Democratic Progressive Party (DPP) Legislator Lee Wen-chung (李文忠) said that three serving generals and eight lieutenant generals had been targeted by retired officers to either resign or fake illness in order to add to the controversy following the presidential election.

Although the government is repeating that the pan-blue parties attempted to launch a "soft coup d'etat" following the March 20 election, no actual evidence has yet been provided.

The ministry tried to keep a low profile yesterday regarding the accusation, but MND spokesman Major General Huang Suey-sheng (黃穗生) was questioned repeatedly by reporters about whether the military had any intelligence about the issue.

Huang simply stressed the loyalty of the military to the country, but refused to comment on whether the MND has proceeded with an internal investigation. He also refused to confirm whether or not any retired generals had contacted high-ranking officials in the wake of the election.

"The military's stance on its allegiance to the country is positively certain. The so-called `soft coup d'etat' is something the military is not familiar with, nor does the MND understand the source of the information coming from some of these legislators," Huang said.

But Huang did attempt to add an interpretation of Chen's statements: "The goal of President Chen was to confirm the depoliticization of the military by pointing out that some people may have attempted to persuade serving generals and officers, but that the officers were unmoved. There were no resignations from any generals after the election."

"The president also did not specify whether the officers were generals and lieutenant-generals," Huang said. "Retired senior officers are not under the control of the MND. As for serving officers having being contacted [by retired officers], the MND has no related information on this. Questions about this issue should be directed to the legislators who have made the claims."

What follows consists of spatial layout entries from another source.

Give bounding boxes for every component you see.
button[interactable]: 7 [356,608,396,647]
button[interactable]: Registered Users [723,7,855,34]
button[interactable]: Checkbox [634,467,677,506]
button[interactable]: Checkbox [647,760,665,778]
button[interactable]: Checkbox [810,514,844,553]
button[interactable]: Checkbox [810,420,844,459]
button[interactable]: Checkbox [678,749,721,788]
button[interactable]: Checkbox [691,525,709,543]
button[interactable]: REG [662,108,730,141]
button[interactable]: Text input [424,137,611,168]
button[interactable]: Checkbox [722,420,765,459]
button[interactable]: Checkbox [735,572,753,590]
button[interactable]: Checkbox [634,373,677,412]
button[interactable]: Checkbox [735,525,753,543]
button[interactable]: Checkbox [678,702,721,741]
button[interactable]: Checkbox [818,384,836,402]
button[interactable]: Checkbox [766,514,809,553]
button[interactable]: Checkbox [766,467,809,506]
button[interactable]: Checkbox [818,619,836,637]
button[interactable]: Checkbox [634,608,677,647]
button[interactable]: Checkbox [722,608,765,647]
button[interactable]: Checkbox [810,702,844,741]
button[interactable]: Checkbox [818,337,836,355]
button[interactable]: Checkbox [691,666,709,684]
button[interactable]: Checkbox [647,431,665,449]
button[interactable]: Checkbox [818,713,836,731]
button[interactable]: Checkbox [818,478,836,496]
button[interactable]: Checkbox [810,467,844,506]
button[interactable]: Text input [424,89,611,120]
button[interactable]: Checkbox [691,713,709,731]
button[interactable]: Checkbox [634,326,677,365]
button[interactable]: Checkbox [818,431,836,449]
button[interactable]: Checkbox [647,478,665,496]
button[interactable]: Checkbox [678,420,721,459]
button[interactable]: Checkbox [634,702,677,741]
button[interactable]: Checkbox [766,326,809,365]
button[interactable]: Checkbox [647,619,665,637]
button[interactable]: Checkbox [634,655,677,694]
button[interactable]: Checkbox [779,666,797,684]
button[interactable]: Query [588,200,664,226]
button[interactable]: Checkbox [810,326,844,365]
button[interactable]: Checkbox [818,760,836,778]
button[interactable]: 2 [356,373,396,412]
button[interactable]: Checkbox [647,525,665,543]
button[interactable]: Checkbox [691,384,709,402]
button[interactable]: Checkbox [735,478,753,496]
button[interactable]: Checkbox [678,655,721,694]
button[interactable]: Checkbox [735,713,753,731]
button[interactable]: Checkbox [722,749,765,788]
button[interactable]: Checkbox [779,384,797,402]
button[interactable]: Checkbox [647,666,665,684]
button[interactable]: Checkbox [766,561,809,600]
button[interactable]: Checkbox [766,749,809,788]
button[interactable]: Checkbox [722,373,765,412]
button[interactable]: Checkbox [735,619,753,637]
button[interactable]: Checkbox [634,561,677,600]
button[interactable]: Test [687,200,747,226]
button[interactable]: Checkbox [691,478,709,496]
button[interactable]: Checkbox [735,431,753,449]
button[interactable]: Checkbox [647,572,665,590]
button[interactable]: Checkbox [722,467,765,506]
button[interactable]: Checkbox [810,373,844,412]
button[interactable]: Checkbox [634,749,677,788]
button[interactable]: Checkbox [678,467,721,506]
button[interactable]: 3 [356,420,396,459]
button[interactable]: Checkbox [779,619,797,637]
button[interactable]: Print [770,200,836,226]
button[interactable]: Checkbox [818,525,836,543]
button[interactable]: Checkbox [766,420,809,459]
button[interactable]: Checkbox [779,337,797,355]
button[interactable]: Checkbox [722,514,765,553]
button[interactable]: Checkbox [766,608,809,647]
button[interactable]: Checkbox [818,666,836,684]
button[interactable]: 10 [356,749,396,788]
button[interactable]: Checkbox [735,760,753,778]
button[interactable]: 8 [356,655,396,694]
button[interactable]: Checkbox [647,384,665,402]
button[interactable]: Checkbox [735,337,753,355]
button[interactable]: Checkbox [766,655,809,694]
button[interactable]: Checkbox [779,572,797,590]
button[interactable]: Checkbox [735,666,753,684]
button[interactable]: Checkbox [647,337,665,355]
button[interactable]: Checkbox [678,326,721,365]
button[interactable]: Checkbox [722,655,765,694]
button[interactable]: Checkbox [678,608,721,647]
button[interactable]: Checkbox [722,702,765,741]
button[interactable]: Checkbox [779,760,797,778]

Huang's vague comments triggered a burst of complaints from reporters, which eventually led to a shouting match between one reporter and Huang.

As to who exactly it was that supposedly tried to persuade military leaders to resign in order to cause havoc after the presidential election, a source from the military disclosed -- under condition of anonymity -- that the president was not referring to former minister of national defense Tang Yao-ming (湯曜明), but rather a different retired senior officer.

The source said that this officer was once trusted by former president Lee Teng-hui (李登輝), and Chen also had high expectations of him in his first term. When asked if this retired officer was former defense minister Chiang Chung-ling (蔣仲苓), the source was not willing to comment.